New York City Mayor Bill de Blasio has demonstrated incompetence rare even among big-city mayors. An epic failure in responding to the pandemic was matched by his incomprehensibly stupid response to the riots that tore up the city last summer.
But he’s not alone among Democratic big-city mayors in delusions about why their cities are so violent. Blaming guns for the violent crime wave coursing through America now may be ignorant, but it works politically. And answering the spike in crime by hamstringing police is something else de Blasio has in common with other Democratic mayors. Today, de Blasio will unveil the initial draft of a plan to “reform” the NYPD. As expected, the plan wants to make police invisible in high-crime areas — “reduce the police footprint” is how the draft puts it.
Under the plan, the NYPD would work with violence interrupter groups to launch a Joint Task Force to End Gun Violence and would be required to produce a website providing the disciplinary records of officers, including the charges against them, penalties incurred and trial decisions.
Other new initiatives include consolidating victim services into one agency to better support survivors of crime, restorative justice training for police brass and expanding mental health services for rank-and-file cops.
The city also plans to call on the state to rewrite its own laws to give entities like the CCRB access to sealed records to assist it in probing police matters.
Meanwhile, criminals are on the rampage taking aim at innocent civilians and gangbangers alike.
The New York Police Department (NYPD) recorded 77 shootings in February compared to the 44 reported during the same month last year, police officials announced Thursday. Meanwhile, February saw one less murder this year, with 21, and a decrease in felonious murders by just under 8%, the department said.
As of Tuesday, there were 160 shootings reported this year, with 173 victims, compared to the 115 shootings and 131 victims reported during the same timeframe in 2020, police said. Ten of the shooting victims so far this year have been between the ages of 10 and 17, up from the six reported year-over-year.
Overall crime has fallen during the pandemic, so a 75 percent increase in shootings in February should raise alarms about the way the police are doing their jobs. Instead, it’s led to further erosion of trust between the police and the city.
The end result was summarized by Governor Andrew Cuomo.
“It’s teetering, to use a word. Crime is way up. Homelessness is way up. Many people have left New York City,” he said during a news conference Wednesday. “We have to get New York City functional again and safe again. And viable again. And we have to do that quickly.”
How quickly? Judging by what the city’s mayor believes, there’s no urgency at all.
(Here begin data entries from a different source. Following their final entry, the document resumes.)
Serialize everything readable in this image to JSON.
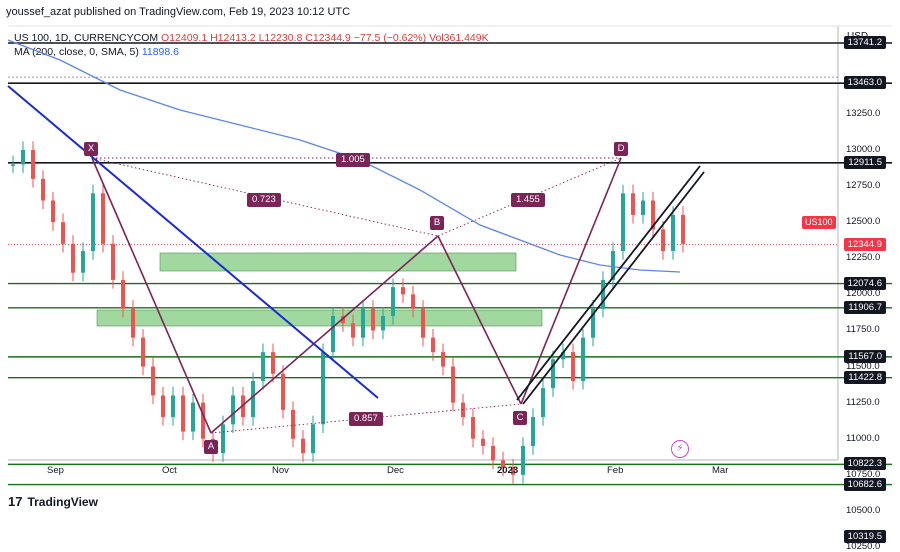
{
  "header": {
    "publisher": "youssef_azat published on TradingView.com, Feb 19, 2023 10:12 UTC"
  },
  "legend": {
    "symbol": "US 100, 1D, CURRENCYCOM",
    "open": "O12409.1",
    "high": "H12413.2",
    "low": "L12230.8",
    "close": "C12344.9",
    "change": "−77.5 (−0.62%)",
    "volume": "Vol361.449K",
    "ma_label": "MA (200, close, 0, SMA, 5)",
    "ma_value": "11898.6"
  },
  "price_axis": {
    "currency": "USD",
    "ticks": [
      "13250.0",
      "13000.0",
      "12750.0",
      "12500.0",
      "12250.0",
      "12000.0",
      "11750.0",
      "11500.0",
      "11250.0",
      "11000.0",
      "10750.0",
      "10500.0",
      "10250.0"
    ]
  },
  "price_tags": [
    "13741.2",
    "13463.0",
    "12911.5",
    "12344.9",
    "12074.6",
    "11906.7",
    "11567.0",
    "11422.8",
    "10822.3",
    "10682.6",
    "10319.5"
  ],
  "symbol_tag": "US100",
  "time_axis": [
    "Sep",
    "Oct",
    "Nov",
    "Dec",
    "2023",
    "Feb",
    "Mar"
  ],
  "pattern": {
    "points": [
      "X",
      "A",
      "B",
      "C",
      "D"
    ],
    "ratios": [
      "1.005",
      "0.723",
      "1.455",
      "0.857"
    ]
  },
  "footer": {
    "brand": "TradingView",
    "logo_glyph": "17"
  },
  "colors": {
    "pattern": "#7b2457",
    "trendline": "#1a2bd6",
    "ma": "#5b86e5",
    "zone": "#8fd18f",
    "up": "#26a69a",
    "down": "#ef5350"
  }
}
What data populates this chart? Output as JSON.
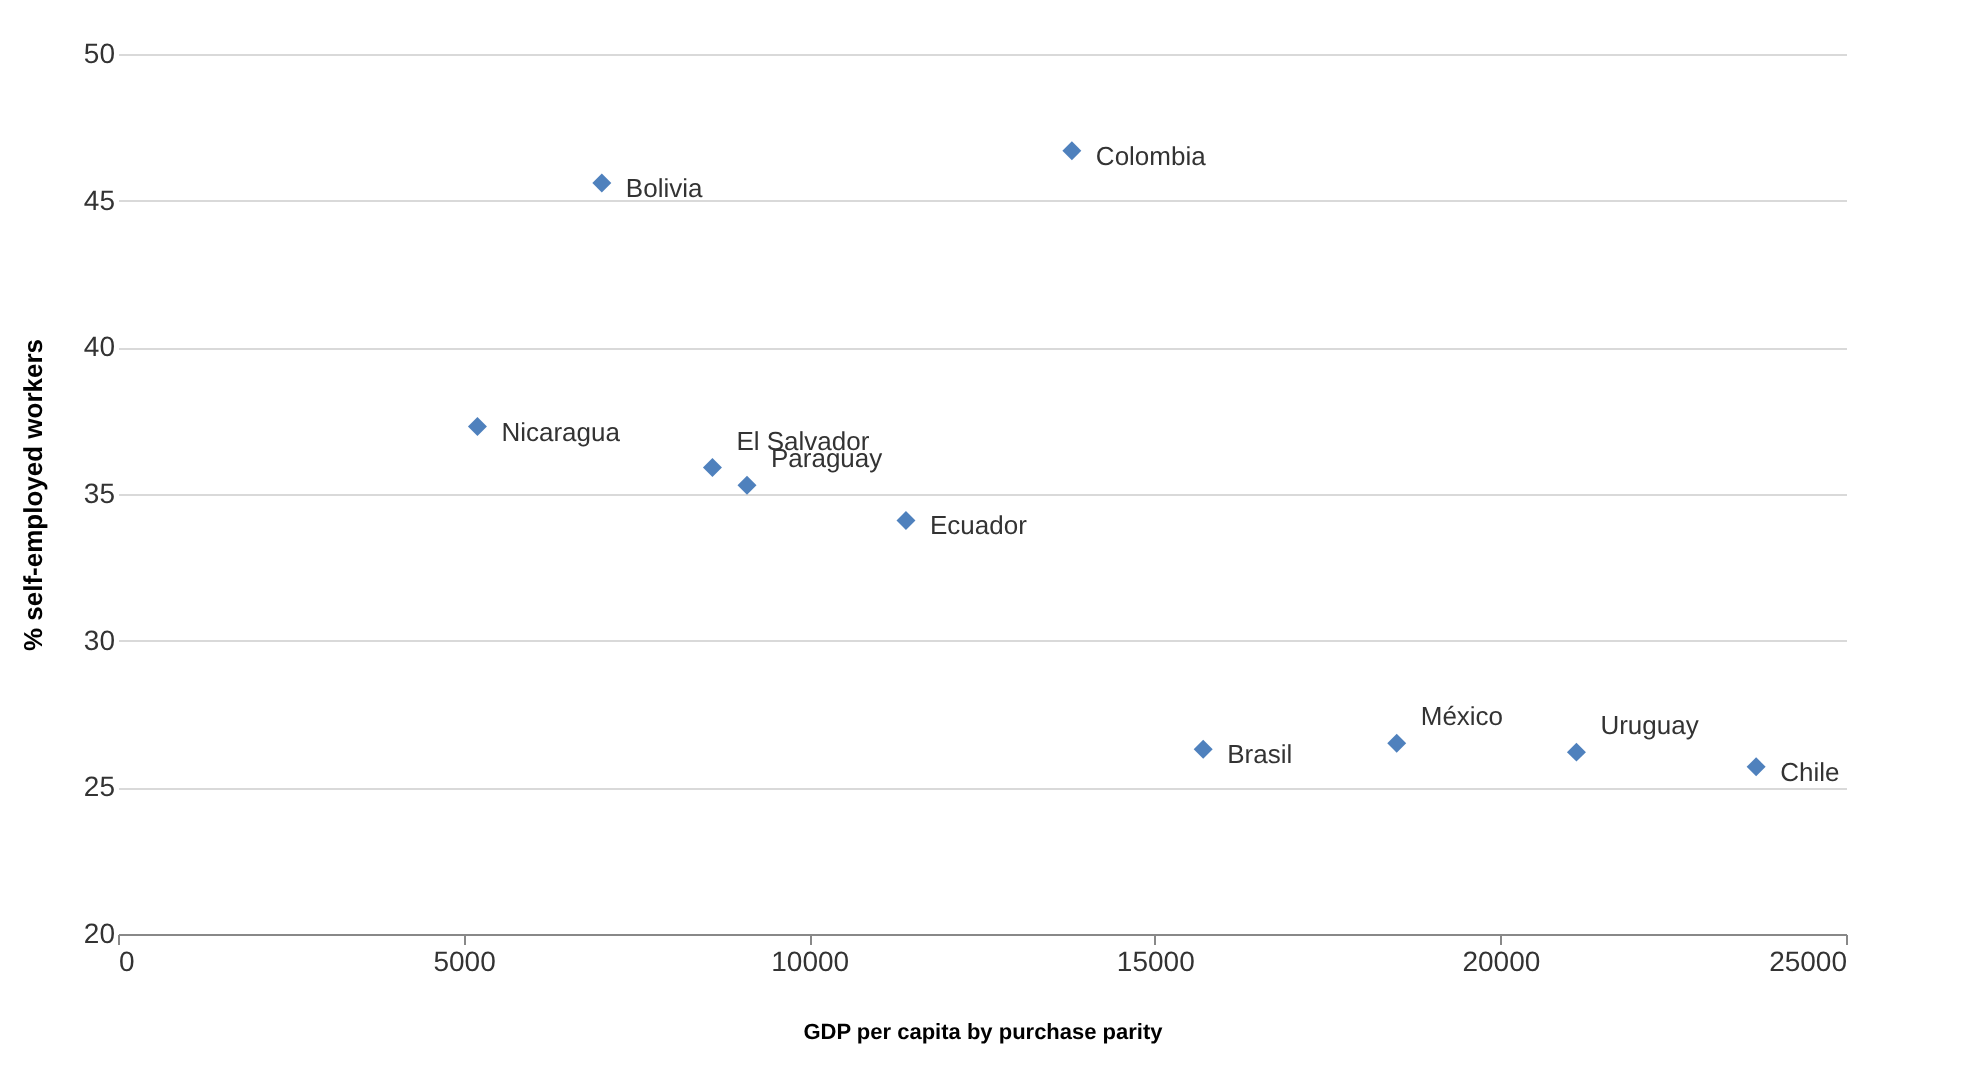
{
  "chart_data": {
    "type": "scatter",
    "xlabel": "GDP per capita by purchase parity",
    "ylabel": "% self-employed workers",
    "x": [
      7000,
      13800,
      5200,
      8600,
      9100,
      11400,
      15700,
      18500,
      21100,
      23700
    ],
    "series": [
      {
        "color": "#4f81bd",
        "values": [
          45.6,
          46.7,
          37.3,
          35.9,
          35.3,
          34.1,
          26.3,
          26.5,
          26.2,
          25.7
        ]
      }
    ],
    "annotations": [
      {
        "text": "Bolivia",
        "x": 7000,
        "y": 45.6
      },
      {
        "text": "Colombia",
        "x": 13800,
        "y": 46.7
      },
      {
        "text": "Nicaragua",
        "x": 5200,
        "y": 37.3
      },
      {
        "text": "El Salvador",
        "x": 8600,
        "y": 35.9
      },
      {
        "text": "Paraguay",
        "x": 9100,
        "y": 35.3
      },
      {
        "text": "Ecuador",
        "x": 11400,
        "y": 34.1
      },
      {
        "text": "Brasil",
        "x": 15700,
        "y": 26.3
      },
      {
        "text": "México",
        "x": 18500,
        "y": 26.5
      },
      {
        "text": "Uruguay",
        "x": 21100,
        "y": 26.2
      },
      {
        "text": "Chile",
        "x": 23700,
        "y": 25.7
      }
    ],
    "xlim": [
      0,
      25000
    ],
    "xticks": [
      0,
      5000,
      10000,
      15000,
      20000,
      25000
    ],
    "ylim": [
      20,
      50
    ],
    "yticks": [
      20,
      25,
      30,
      35,
      40,
      45,
      50
    ],
    "grid": "y",
    "marker": "diamond",
    "legend": false
  }
}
“It’s important to set a foundation here that even though we experienced some real challenges in 2020, particularly with gun violence, in fact, if you look at all of the numbers, overall crime decreased in 2020,” he said during a news conference Thursday. He outlined not only how overall crime had decreased, but also how police responses are now about “deepening the tie between police and community, deepening neighborhood policing.”
“We are the safest big city in America,” he added. “We will continue to be.”
I suppose compared to Chicago, New York City is a peaceful paradise. But when 77 people get shot in 28 days, you have to question the sanity of someone who says that.